I’d exhausted my packet of Drum and drunk all the autovend coffee I could stand. It was 2 a.m. and I felt like I needed a new skin, a new throat and quite a few other accessories. I had an Irish thirst and the image of the wine in my refrigerator beckoned me like the damasked arm of the lady in the lake. Evans started slipping papers into folders and his telephone had finally stopped ringing hot. I was sitting across from his self-satisfied look. He reached into a drawer of the scarred and battered pine desk and fished out two cigars in cellophane wrappers. He offered me one.

“Keeping ‘em since Jenny was born. Thought it might be a son. This is the next best thing, have one?”

I shook my head. “Wouldn’t have a cold beer would you?”

He smiled, lit his cigar and leaned back blowing a thin stream of the rich, creamy smoke at the ceiling. “Piss artist,” he said indulgently. “Case closed, Cliff?”

“Yours or mine?”

“Mine is like a fish’s arsehole. I mean yours.”

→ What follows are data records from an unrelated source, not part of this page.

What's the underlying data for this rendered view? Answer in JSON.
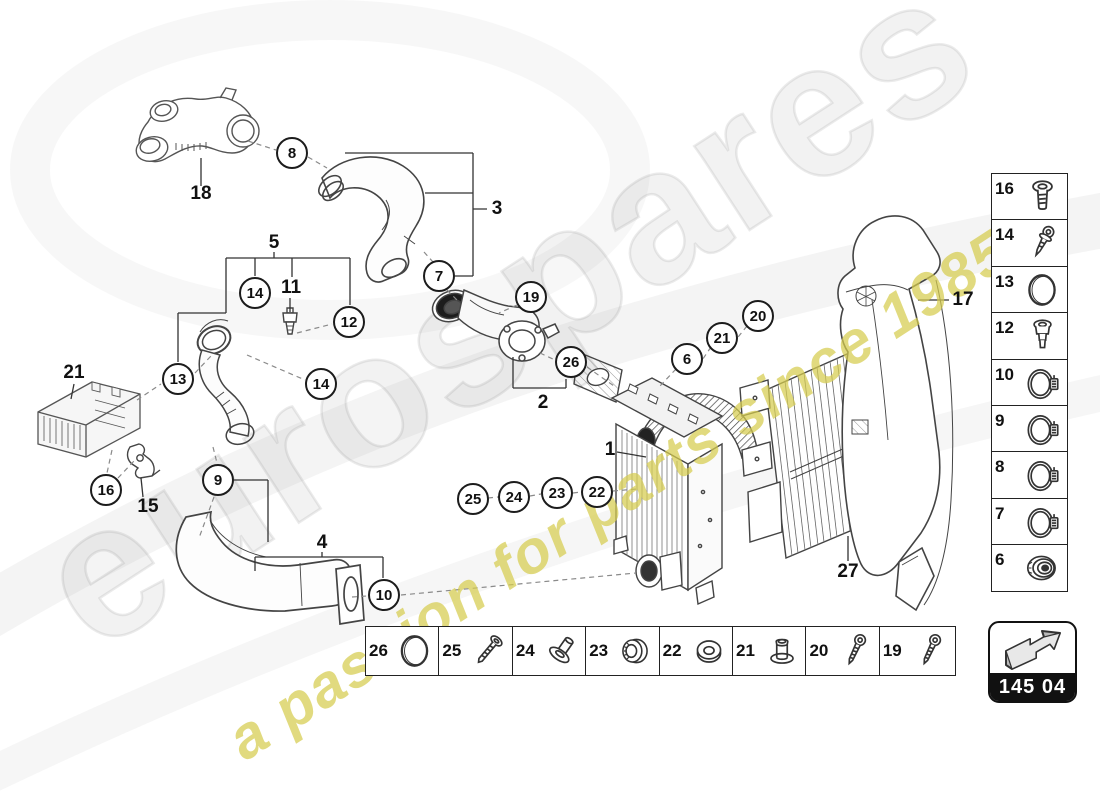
{
  "meta": {
    "page_code": "145 04"
  },
  "watermark": {
    "brand": "eurospares",
    "tagline": "a passion for parts since 1985",
    "brand_color": "#bdbdbd",
    "tagline_color": "#d6cc4e"
  },
  "callouts": {
    "circles": [
      {
        "label": "8"
      },
      {
        "label": "7"
      },
      {
        "label": "19"
      },
      {
        "label": "14"
      },
      {
        "label": "12"
      },
      {
        "label": "13"
      },
      {
        "label": "14"
      },
      {
        "label": "26"
      },
      {
        "label": "6"
      },
      {
        "label": "21"
      },
      {
        "label": "20"
      },
      {
        "label": "16"
      },
      {
        "label": "9"
      },
      {
        "label": "10"
      },
      {
        "label": "25"
      },
      {
        "label": "24"
      },
      {
        "label": "23"
      },
      {
        "label": "22"
      }
    ],
    "plain": [
      {
        "label": "18"
      },
      {
        "label": "3"
      },
      {
        "label": "5"
      },
      {
        "label": "11"
      },
      {
        "label": "21"
      },
      {
        "label": "15"
      },
      {
        "label": "4"
      },
      {
        "label": "2"
      },
      {
        "label": "1"
      },
      {
        "label": "17"
      },
      {
        "label": "27"
      }
    ]
  },
  "sidebar": {
    "items": [
      {
        "label": "16",
        "icon": "flanged-screw"
      },
      {
        "label": "14",
        "icon": "tapping-screw"
      },
      {
        "label": "13",
        "icon": "o-ring"
      },
      {
        "label": "12",
        "icon": "plastic-rivet"
      },
      {
        "label": "10",
        "icon": "hose-clamp"
      },
      {
        "label": "9",
        "icon": "hose-clamp"
      },
      {
        "label": "8",
        "icon": "hose-clamp"
      },
      {
        "label": "7",
        "icon": "hose-clamp"
      },
      {
        "label": "6",
        "icon": "grommet-bearing"
      }
    ]
  },
  "bottom_strip": {
    "items": [
      {
        "label": "26",
        "icon": "o-ring"
      },
      {
        "label": "25",
        "icon": "long-bolt"
      },
      {
        "label": "24",
        "icon": "flat-head-bolt"
      },
      {
        "label": "23",
        "icon": "sealing-cap"
      },
      {
        "label": "22",
        "icon": "washer"
      },
      {
        "label": "21",
        "icon": "blind-rivet"
      },
      {
        "label": "20",
        "icon": "pan-head-screw"
      },
      {
        "label": "19",
        "icon": "pan-head-screw"
      }
    ]
  }
}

“I don’t know yet.” I was lying, I suspected it was just beginning and that there were many little corners of it still unexplored and a great highway of truth still to put through the lives of the people concerned.

“Well, anything I can do, just let me know.” He looked at his watch and I took the point. We shook hands and I trudged down the corridor and took yet another chance on the lift. We made a nice couple as we wheezed down to ground level and I closed its wire grille gently; with care and kind treatment we might both just last out the decade.

I picked up my car which was looking sheepish and barely roadworthy among the powder blues in the police parking lot, and drove home through the back streets and quietest roads. I tried to think of Ailsa battling with her pain in hospital, and Susan Gutteridge coming out of a long slide, and Bryn cruising and cruel like a harbour shark, but all the pictures blurred and the people receded far off into the distance. A truck backfired when I was within fifty yards of home, and as I sidled the Falcon into the yard my ears were ringing with the noise and I could smell the smoke and feel the shotgun heavy and deadly in my hands. I went into the house, drank a long glass of wine and made coffee, but I went to sleep in a chair while waiting for the cup I’d poured to cool. I swilled it down cold and went to bed.